Best. Movie. Year. Ever.

1999 might not have been the best movie year ever, a superlative that author Brian Raftery uses with confidence, yet it certainly was a damn great year for the cinema. The Matrix. Fight Club. The Blair Witch Project. The Sixth Sense. And oh yeah, a certain indie hanging with the prefix Episode I.

Even more so than movies, 1999 was a unique year in modern history. The 20th Century was coming to its inevitable conclusion and the year 2000 was already threatening known existence with unimaginable Y2-chaos. Brian Raftery, in his book Best. Movie. Year. Ever.: How 1999 Blew Up the Big Screen, embraces that hysteria working it into a thesis statement that elevates his book beyond sheer nostalgia and into the realm of historical record.

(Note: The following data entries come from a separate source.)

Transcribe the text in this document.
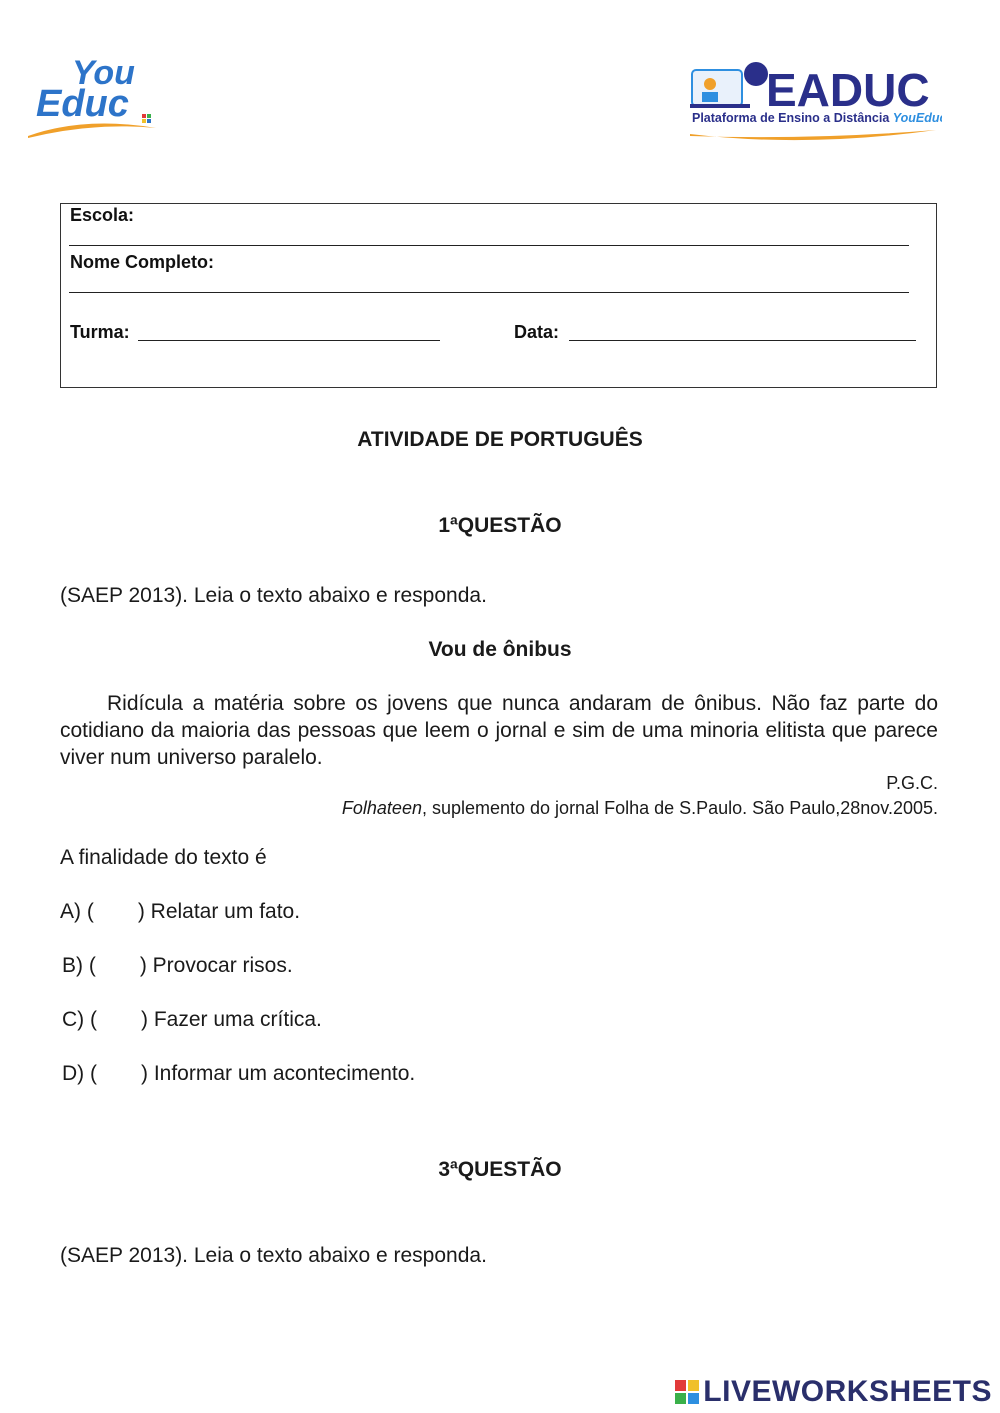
You
Educ	EADUC
Plataforma de Ensino a Distância YouEduc
Escola:
Nome Completo:
Turma:	Data:
ATIVIDADE DE PORTUGUÊS
1ªQUESTÃO
(SAEP 2013). Leia o texto abaixo e responda.
Vou de ônibus
Ridícula a matéria sobre os jovens que nunca andaram de ônibus. Não faz parte do cotidiano da maioria das pessoas que leem o jornal e sim de uma minoria elitista que parece viver num universo paralelo.
P.G.C.
Folhateen, suplemento do jornal Folha de S.Paulo. São Paulo,28nov.2005.
A finalidade do texto é
A) ( ) Relatar um fato.
B) ( ) Provocar risos.
C) ( ) Fazer uma crítica.
D) ( ) Informar um acontecimento.
3ªQUESTÃO
(SAEP 2013). Leia o texto abaixo e responda.
LIVEWORKSHEETS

Best. Movie. Year. Ever. is a fun cultural recounting of select movies from 1999 that propelled the medium and captured the mania of American moviegoers. The investigation, interviews, and research culminate with an apex of pop-culture satisfaction.
Franka Potente (Lola) in “Run Lola Run”

The world did not end in 1999, but traditional movie making might have. Raftery explores the new blood who made ripples in the world: the found-footage phenomena of The Blair Witch Project; the video-game reset techniques employed in Tom Tykwer’s German film Run Lola Run; the Wachowskis’ achievement of bullet-time f/x. He entertains with in-depth analysis on little indies surprises – both in production as well as respect – Rushmore, Election, and Being John Malkovich. He celebrates the triumphs of M. Night Shyamalan’s scary PG-13 movie, the gender-identity statements of Boys Don’t Cry, the absolute glorification of male violence in Fight Club. He documents the disintegration of the family ideal in American Beauty, the inter-office politics of Office Space, and marriage itself through Eyes Wide Shut.


Check back on the 1999 release calendar, or at least the Wikipedia page. There are important, ground-breaking, movies seemingly released every month. From low-budget horror to high-end sci-fi. From teen comedies to end-of-the-world paranoia. Raftery weaves all those disparate threads together into a beautiful narrative that extends from the Iraq sands of Three Kings up into to a galaxy far, far away.

Go ahead. Take the red pill. Read Raftery’s book and see how deep the rabbit hole goes.